Supreme Court of South Dakota.

Argued May 23, 1994.
Decided February 1, 1995.

*291 Jon E. Arneson, Sioux Falls, for appellant Argus Leader.

Delmar Walter, Minnehaha County Public Defender, Sioux Falls, for M.C., child.

AMUNDSON, Justice.

Argus Leader appeals the trial court's order denying access to a juvenile proceeding. We affirm.

FACTS

On September 1, 1993, M.C., a minor, allegedly shot and killed another minor. As a result of this incident, a juvenile delinquency petition was filed against M.C. in Sioux Falls, South Dakota.

On November 10, 1993, the Argus Leader (Argus), a Sioux Falls newspaper, filed a motion to open further proceedings and to obtain a transcript of the transfer hearing. Both motions were based on the same ground, i.e., there is a compelling reason to open the juvenile hearings pursuant to SDCL 26-7A-36.[1] At a motion for access hearing on November 29, 1993, Argus' counsel and M.C.'s counsel presented oral arguments in favor of and in opposition to the motions. No evidence was presented.

After hearing arguments from each party, the trial court asked Argus' counsel to propose an order for access which would comply with SDCL 26-7A-38.[2] The Argus declined this offer and renewed its request for unqualified access.
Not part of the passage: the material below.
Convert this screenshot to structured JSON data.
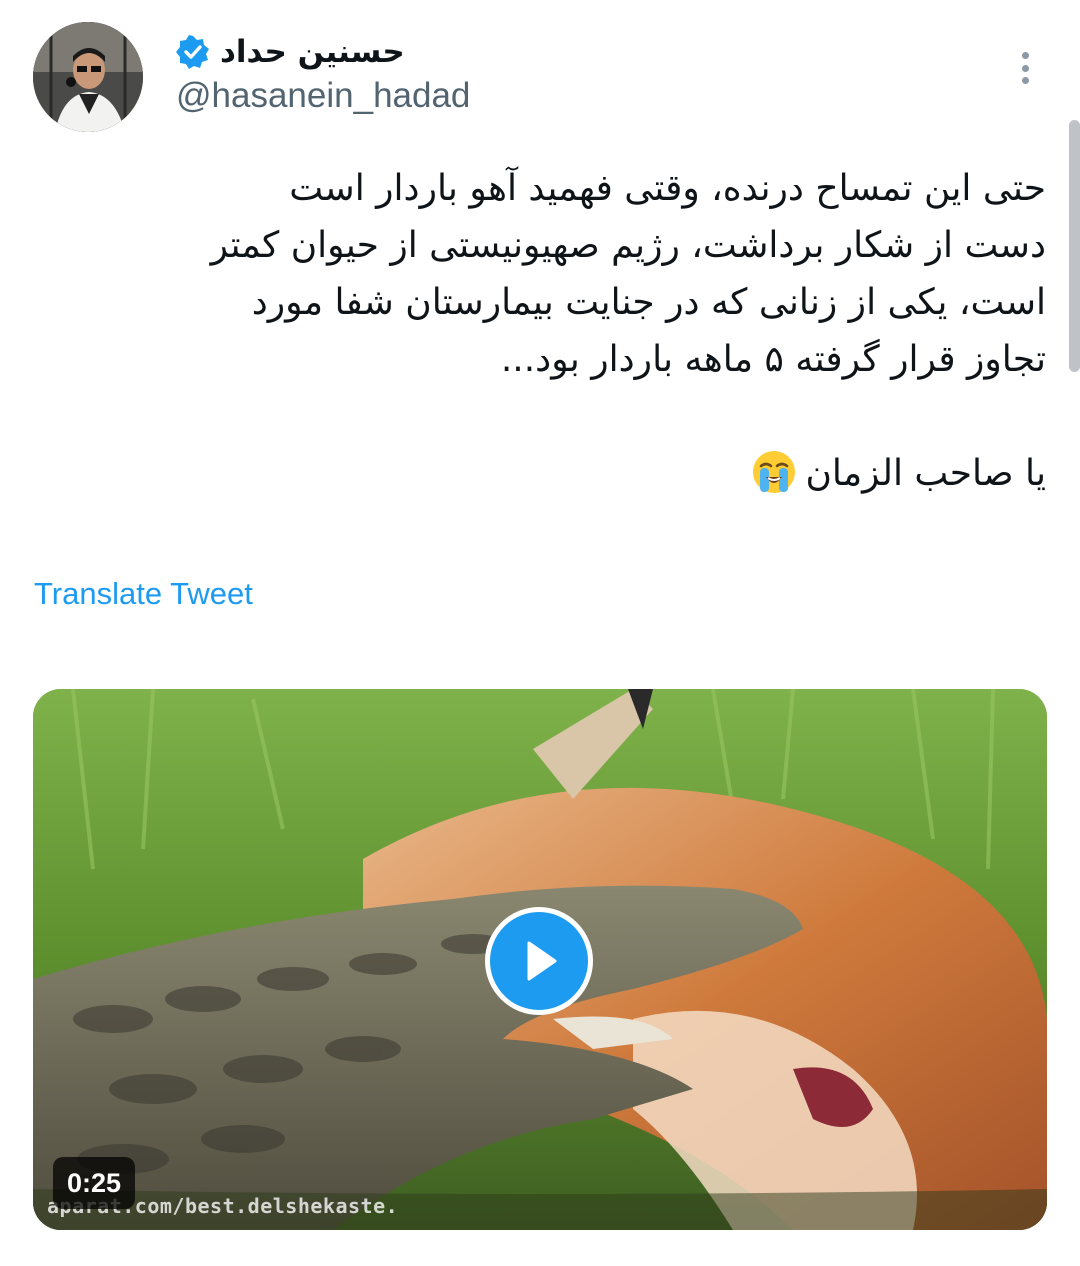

The trial court issued an order closing all proceedings and denying access to the transfer hearing transcript because Argus failed to present "compelling reasons to require otherwise" as prescribed by SDCL 26-7A-36. Argus appeals. We affirm.

ISSUES

I. Did the trial court correctly apply the balancing test for determining access to the juvenile hearings?

a. Did the trial court correctly place the burden of proof and persuasion on the Argus?

b. Did the trial court adequately consider the public's interest in open proceedings and the qualified constitutional right to access?

c. Was the trial court's conclusion that the alleged delinquent act did not present "compelling reasons" clearly erroneous?

d. Did the trial court err in ruling that none of the previous record in this case was properly within the scope of the access hearing?

II. Did the trial court abuse its discretion in refusing access to a redacted transcript of the SDCL 26-11-4 transfer hearing?

STANDARD OF REVIEW

The constitutionality of SDCL 26-7A-36 is not challenged in this case. Therefore, we review the trial court's order closing hearings under the abuse of discretion standard. Associated Press v. Bradshaw, 410 N.W.2d 577, 579 (S.D.1987). "An abuse of discretion `refers to a discretion exercised to an end or purpose not justified by, and clearly against reason and evidence.'" Matter of Hughes County Action No. Juvenile 90-3, 452 N.W.2d 128, 133 (S.D.1990) (quoting People in the Interest of D.H., 408 N.W.2d 743, 745 (S.D.1987)).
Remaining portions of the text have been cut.